Le lendemain matin, cependant, il a tout, sauf pour le travail qui lui a permis de tout se permettre, car la société américaine qui reprend institut une réduction de 20% de la main-d'œuvre. Même s'il était le Pulp Man of the Year 2019 – et ils ne décernent pas ce prix à juste personneD'ACCORD? – Il ne semble pas trouver un nouvel emploi, il est en danger de défaut sur son hypothèque et il ne peut pas se permettre le violoncelle très cher que le professeur de musique de sa fille douée insiste sur le fait qu'elle a besoin.

Oh, et il a un mal de dents.

Les personnages et le film lui-même font face à ces calamités avec un optimisme forcé, le sourire insistant de Man-Su assorti par la palette brillamment éclairée du film et la partition guillerette (compte tenu de l'importation ajoutée par des aides généreuses de normes classiques axées sur les cellules).
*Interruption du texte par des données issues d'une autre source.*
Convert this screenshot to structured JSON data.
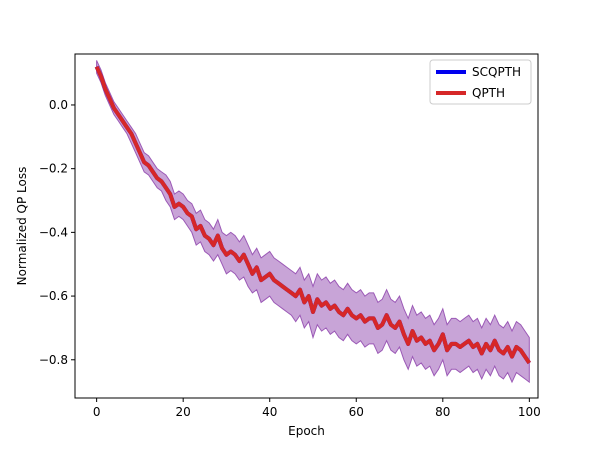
{
  "chart_data": {
    "type": "line",
    "title": "",
    "xlabel": "Epoch",
    "ylabel": "Normalized QP Loss",
    "xlim": [
      -5,
      102
    ],
    "ylim": [
      -0.92,
      0.16
    ],
    "xticks": [
      0,
      20,
      40,
      60,
      80,
      100
    ],
    "xtick_labels": [
      "0",
      "20",
      "40",
      "60",
      "80",
      "100"
    ],
    "yticks": [
      0.0,
      -0.2,
      -0.4,
      -0.6,
      -0.8
    ],
    "ytick_labels": [
      "0.0",
      "−0.2",
      "−0.4",
      "−0.6",
      "−0.8"
    ],
    "grid": false,
    "legend": {
      "position": "top-right",
      "entries": [
        "SCQPTH",
        "QPTH"
      ]
    },
    "x": [
      0,
      1,
      2,
      3,
      4,
      5,
      6,
      7,
      8,
      9,
      10,
      11,
      12,
      13,
      14,
      15,
      16,
      17,
      18,
      19,
      20,
      21,
      22,
      23,
      24,
      25,
      26,
      27,
      28,
      29,
      30,
      31,
      32,
      33,
      34,
      35,
      36,
      37,
      38,
      39,
      40,
      41,
      42,
      43,
      44,
      45,
      46,
      47,
      48,
      49,
      50,
      51,
      52,
      53,
      54,
      55,
      56,
      57,
      58,
      59,
      60,
      61,
      62,
      63,
      64,
      65,
      66,
      67,
      68,
      69,
      70,
      71,
      72,
      73,
      74,
      75,
      76,
      77,
      78,
      79,
      80,
      81,
      82,
      83,
      84,
      85,
      86,
      87,
      88,
      89,
      90,
      91,
      92,
      93,
      94,
      95,
      96,
      97,
      98,
      99,
      100
    ],
    "series": [
      {
        "name": "SCQPTH",
        "color": "#0000ee",
        "values": [
          0.12,
          0.09,
          0.05,
          0.02,
          -0.01,
          -0.03,
          -0.05,
          -0.07,
          -0.09,
          -0.12,
          -0.15,
          -0.18,
          -0.19,
          -0.21,
          -0.23,
          -0.24,
          -0.26,
          -0.28,
          -0.32,
          -0.31,
          -0.32,
          -0.34,
          -0.35,
          -0.39,
          -0.38,
          -0.41,
          -0.42,
          -0.44,
          -0.41,
          -0.45,
          -0.47,
          -0.46,
          -0.47,
          -0.49,
          -0.47,
          -0.5,
          -0.53,
          -0.51,
          -0.55,
          -0.54,
          -0.53,
          -0.55,
          -0.56,
          -0.57,
          -0.58,
          -0.59,
          -0.6,
          -0.58,
          -0.62,
          -0.6,
          -0.65,
          -0.61,
          -0.63,
          -0.62,
          -0.64,
          -0.63,
          -0.65,
          -0.66,
          -0.64,
          -0.66,
          -0.67,
          -0.66,
          -0.68,
          -0.67,
          -0.67,
          -0.7,
          -0.69,
          -0.66,
          -0.69,
          -0.7,
          -0.68,
          -0.72,
          -0.75,
          -0.71,
          -0.74,
          -0.73,
          -0.75,
          -0.74,
          -0.77,
          -0.75,
          -0.72,
          -0.77,
          -0.75,
          -0.75,
          -0.76,
          -0.75,
          -0.74,
          -0.76,
          -0.75,
          -0.78,
          -0.75,
          -0.77,
          -0.74,
          -0.77,
          -0.78,
          -0.76,
          -0.79,
          -0.76,
          -0.77,
          -0.79,
          -0.81
        ],
        "band": {
          "lower": [
            0.1,
            0.07,
            0.03,
            0.0,
            -0.03,
            -0.05,
            -0.07,
            -0.09,
            -0.12,
            -0.15,
            -0.18,
            -0.21,
            -0.22,
            -0.24,
            -0.26,
            -0.27,
            -0.3,
            -0.32,
            -0.36,
            -0.35,
            -0.36,
            -0.38,
            -0.4,
            -0.44,
            -0.43,
            -0.46,
            -0.47,
            -0.49,
            -0.47,
            -0.5,
            -0.53,
            -0.52,
            -0.53,
            -0.55,
            -0.54,
            -0.57,
            -0.59,
            -0.58,
            -0.62,
            -0.61,
            -0.6,
            -0.62,
            -0.63,
            -0.64,
            -0.65,
            -0.66,
            -0.68,
            -0.66,
            -0.7,
            -0.68,
            -0.73,
            -0.69,
            -0.71,
            -0.7,
            -0.72,
            -0.71,
            -0.73,
            -0.74,
            -0.72,
            -0.74,
            -0.75,
            -0.74,
            -0.76,
            -0.75,
            -0.75,
            -0.78,
            -0.77,
            -0.74,
            -0.77,
            -0.78,
            -0.76,
            -0.8,
            -0.83,
            -0.79,
            -0.82,
            -0.81,
            -0.83,
            -0.82,
            -0.85,
            -0.83,
            -0.8,
            -0.85,
            -0.83,
            -0.83,
            -0.84,
            -0.83,
            -0.82,
            -0.84,
            -0.83,
            -0.86,
            -0.83,
            -0.85,
            -0.82,
            -0.85,
            -0.86,
            -0.84,
            -0.87,
            -0.84,
            -0.85,
            -0.86,
            -0.87
          ],
          "upper": [
            0.14,
            0.11,
            0.07,
            0.04,
            0.01,
            -0.01,
            -0.03,
            -0.05,
            -0.07,
            -0.09,
            -0.12,
            -0.15,
            -0.16,
            -0.18,
            -0.2,
            -0.21,
            -0.22,
            -0.24,
            -0.28,
            -0.27,
            -0.28,
            -0.3,
            -0.31,
            -0.34,
            -0.33,
            -0.36,
            -0.37,
            -0.39,
            -0.36,
            -0.4,
            -0.41,
            -0.4,
            -0.41,
            -0.43,
            -0.41,
            -0.44,
            -0.47,
            -0.45,
            -0.48,
            -0.47,
            -0.46,
            -0.48,
            -0.49,
            -0.5,
            -0.51,
            -0.52,
            -0.53,
            -0.51,
            -0.55,
            -0.53,
            -0.57,
            -0.53,
            -0.55,
            -0.54,
            -0.56,
            -0.55,
            -0.57,
            -0.58,
            -0.56,
            -0.58,
            -0.59,
            -0.58,
            -0.6,
            -0.59,
            -0.59,
            -0.62,
            -0.61,
            -0.58,
            -0.61,
            -0.62,
            -0.6,
            -0.64,
            -0.67,
            -0.63,
            -0.66,
            -0.65,
            -0.67,
            -0.66,
            -0.69,
            -0.67,
            -0.64,
            -0.69,
            -0.67,
            -0.67,
            -0.68,
            -0.67,
            -0.66,
            -0.68,
            -0.67,
            -0.7,
            -0.67,
            -0.69,
            -0.66,
            -0.69,
            -0.7,
            -0.68,
            -0.71,
            -0.68,
            -0.69,
            -0.71,
            -0.73
          ]
        }
      },
      {
        "name": "QPTH",
        "color": "#d62728",
        "values": [
          0.12,
          0.09,
          0.05,
          0.02,
          -0.01,
          -0.03,
          -0.05,
          -0.07,
          -0.09,
          -0.12,
          -0.15,
          -0.18,
          -0.19,
          -0.21,
          -0.23,
          -0.24,
          -0.26,
          -0.28,
          -0.32,
          -0.31,
          -0.32,
          -0.34,
          -0.35,
          -0.39,
          -0.38,
          -0.41,
          -0.42,
          -0.44,
          -0.41,
          -0.45,
          -0.47,
          -0.46,
          -0.47,
          -0.49,
          -0.47,
          -0.5,
          -0.53,
          -0.51,
          -0.55,
          -0.54,
          -0.53,
          -0.55,
          -0.56,
          -0.57,
          -0.58,
          -0.59,
          -0.6,
          -0.58,
          -0.62,
          -0.6,
          -0.65,
          -0.61,
          -0.63,
          -0.62,
          -0.64,
          -0.63,
          -0.65,
          -0.66,
          -0.64,
          -0.66,
          -0.67,
          -0.66,
          -0.68,
          -0.67,
          -0.67,
          -0.7,
          -0.69,
          -0.66,
          -0.69,
          -0.7,
          -0.68,
          -0.72,
          -0.75,
          -0.71,
          -0.74,
          -0.73,
          -0.75,
          -0.74,
          -0.77,
          -0.75,
          -0.72,
          -0.77,
          -0.75,
          -0.75,
          -0.76,
          -0.75,
          -0.74,
          -0.76,
          -0.75,
          -0.78,
          -0.75,
          -0.77,
          -0.74,
          -0.77,
          -0.78,
          -0.76,
          -0.79,
          -0.76,
          -0.77,
          -0.79,
          -0.81
        ]
      }
    ],
    "band_color": "#9b59b6"
  }
}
Bien sûr, Man-Su pourra prendre un nouveau départ, sauf qu'il n'est pas tout à fait prêt à regarder en dehors de la ligne de travail qui l'a mis là où il est.

«Le papier m'a nourri depuis 25 ans», dit-il à sa femme lorsqu'elle suggère un changement. «Chérie, je n'ai pas d'autre choix.»

Finalement, cela signifie qu'il n'a pas d'autre choix que de se préparer pour son prochain entretien d'embauche – avec un niveau de préparation homicide, c'est-à-dire, identifier et éliminer les autres candidats les plus forts pour le poste.

Park veut réaliser ce film depuis plus de 20 ans, période pendant laquelle le spectre de la réduction des effectifs et des pertes d'emploi n'a jamais pas été en temps opportun. Mais alors qu'une approche plus mesurée du sujet a peut-être décollé à un moment donné le long de la ligne, l'extravagance exagérée de l'approche de Park avait peut-être besoin d'un stimulation prudente.

So we get a snakebite, a do-it-yourself tooth extraction, a drinking contest partly shot from inside a beer mug, a vicious brawl played for comedy in which most of the screaming, yelling and cursing is drowned out by a loud K-pop song, a costume party fight that hinges on a misunderstanding of Pocahontas and Capt. John Smith costumes and all kinds of anarchy choreographed and unleashed by a maître.

Park prend son temps avec tout cela, étirant les parties heureuses, les parties inquiétantes et inquiétantes, les parties violentes et les parties slapstick; Il souscrit apparemment à l'idée que tout ce qui vaut la peine d'être fait vaut trop, tant que vous contrôlez tout le gâchis. Ce n'est pas aussi virtuose un mélange de commentaires sociaux et de violence wacko car, disons, le compatriote de Park et le «parasite» du collaborateur occasionnel de Bong Joon Ho, mais c'est néanmoins un coup de pied.

Et bien que «aucun autre choix» ne laisse l'impression que l'entreprise de fabrication de papier coréenne est un choix de carrière vraiment terrible, nous soupçonnons que le film nous parle bien plus que du papier.

«No Other Choice» sortira aux États-Unis par Neon.